Lately, Rouvikonas has gained a reputation for taking requests. The tax collector in Kallithea keeps knocking on the door in search of that decade of unpaid taxes? Six Rouvikonites will be dispatched to his office that evening bearing a few buckets of red paint. The surgeon at Evangelismos Hospital refuses to consider an operation without first being enticed with a bribe? A trio of Rouvikonites will break into his operating room the next afternoon threatening him never to ask for a bribe again. For Rouvikonas, taking requests amounts to a parallel system of what’s known in Greece as fakelaki, the undiscussed exchange of small bribes that has been greasing the wheels of Greek bureaucracy with greater and greater frequency since the onset of austerity. Rouvikonas offers those Greeks who have no money for bribes a way to combat the fakelaki system — by calling on Rouvikonas to make an example of those who do.
Several theories exist as to why the Rouvikonites have yet to be imprisoned as an organization, even if individual members have been reprimanded in the wake of some attacks. One theory is that the group has expertly outwitted the Greek justice system by approaching the line of what constitutes a punishable offense but never convincingly crossing it. The other theory is that Prime Minister Alexis Tsipras actively shields the group from police crackdown. Rouvikonas’s popularity rages in the same university circles that form the backbone of Syriza’s youth movement, therefore presenting Tsipras with an unusual opportunity. In public, he can gain the support of Greek society by denouncing Rouvikonas. In practice, he can appeal to parts of his base by letting the group carry out its work on the streets virtually unobstructed.

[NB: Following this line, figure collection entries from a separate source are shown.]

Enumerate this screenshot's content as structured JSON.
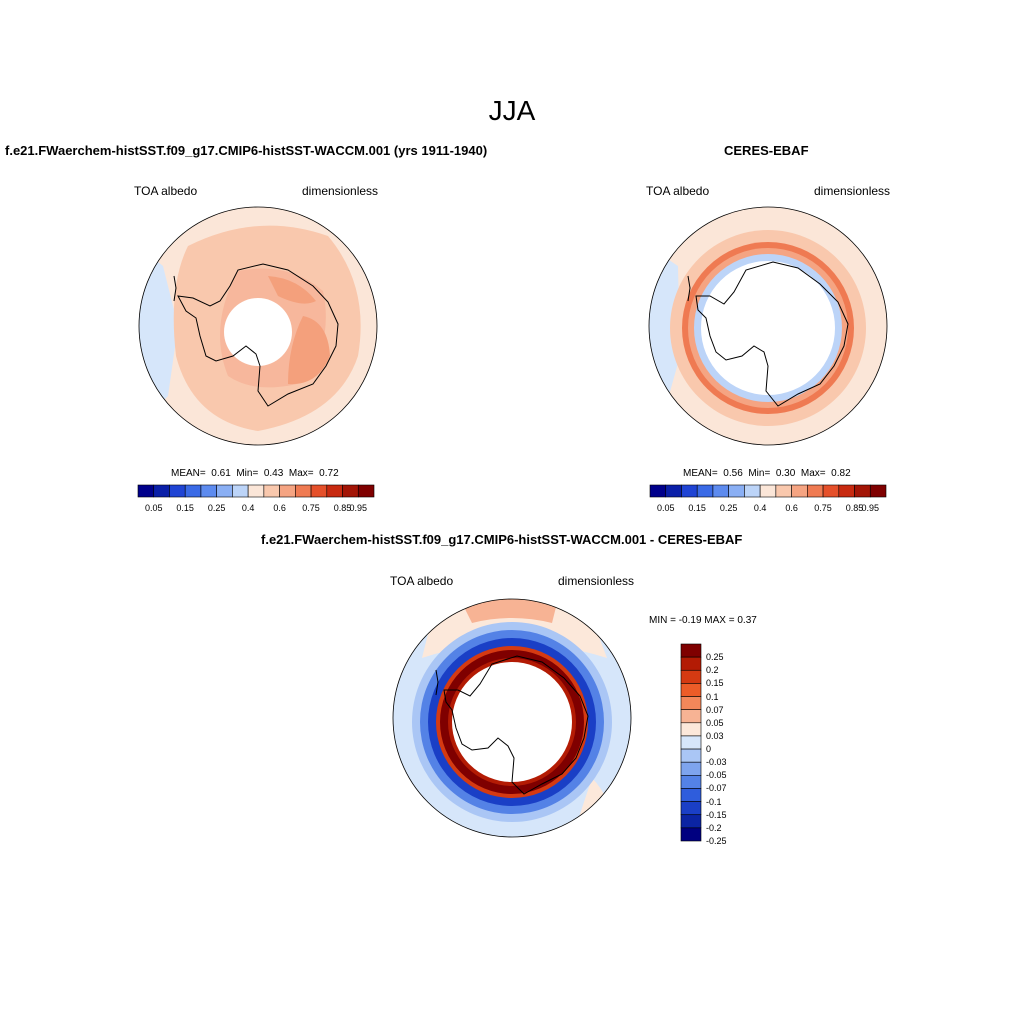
{
  "title": "JJA",
  "panels": [
    {
      "title": "f.e21.FWaerchem-histSST.f09_g17.CMIP6-histSST-WACCM.001 (yrs 1911-1940)",
      "variable": "TOA albedo",
      "units": "dimensionless",
      "stats": {
        "mean_label": "MEAN=",
        "mean": "0.61",
        "min_label": "Min=",
        "min": "0.43",
        "max_label": "Max=",
        "max": "0.72"
      }
    },
    {
      "title": "CERES-EBAF",
      "variable": "TOA albedo",
      "units": "dimensionless",
      "stats": {
        "mean_label": "MEAN=",
        "mean": "0.56",
        "min_label": "Min=",
        "min": "0.30",
        "max_label": "Max=",
        "max": "0.82"
      }
    },
    {
      "title": "f.e21.FWaerchem-histSST.f09_g17.CMIP6-histSST-WACCM.001 - CERES-EBAF",
      "variable": "TOA albedo",
      "units": "dimensionless",
      "minmax": "MIN =  -0.19 MAX =   0.37"
    }
  ],
  "colorbar_abs": {
    "colors": [
      "#00008b",
      "#0a1fa8",
      "#1f44d4",
      "#3a6ae6",
      "#5d8bef",
      "#8aaff4",
      "#bcd4f8",
      "#fbe6d8",
      "#f9c8ad",
      "#f5a482",
      "#ef7a52",
      "#e5502a",
      "#c82a10",
      "#a31506",
      "#7f0000"
    ],
    "tick_labels": [
      "0.05",
      "0.15",
      "0.25",
      "0.4",
      "0.6",
      "0.75",
      "0.85",
      "0.95"
    ]
  },
  "colorbar_diff": {
    "colors": [
      "#7f0000",
      "#b31b04",
      "#d53a12",
      "#ec5c28",
      "#f3875a",
      "#f7b394",
      "#fce8da",
      "#d6e6fa",
      "#aac6f5",
      "#7ea4ee",
      "#5482e6",
      "#2f5ddc",
      "#1a3fc6",
      "#0b24a3",
      "#000080"
    ],
    "tick_labels": [
      "0.25",
      "0.2",
      "0.15",
      "0.1",
      "0.07",
      "0.05",
      "0.03",
      "0",
      "-0.03",
      "-0.05",
      "-0.07",
      "-0.1",
      "-0.15",
      "-0.2",
      "-0.25"
    ]
  }
}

For those Greeks who are not Tsipras voters — much less someone inclined to phone in complaints about their neighborhood meter maids — Rouvikonas couldn’t be more emblematic of Greece’s habit of obstructing progress toward becoming a normal European country, one where taxes can be collected with regularity and civil servants need not fear being ambushed by hooligans for doing their jobs. For these Greeks, the threat of a leftist government that will take them out of the EU was improbably overcome two summers ago. But the unchecked presence of a group like Rouvikonas, roaming Athens and targeting its victims all but at will, shows how distant from the rest of the EU Greece remains — and how much further away it seems poised to drift.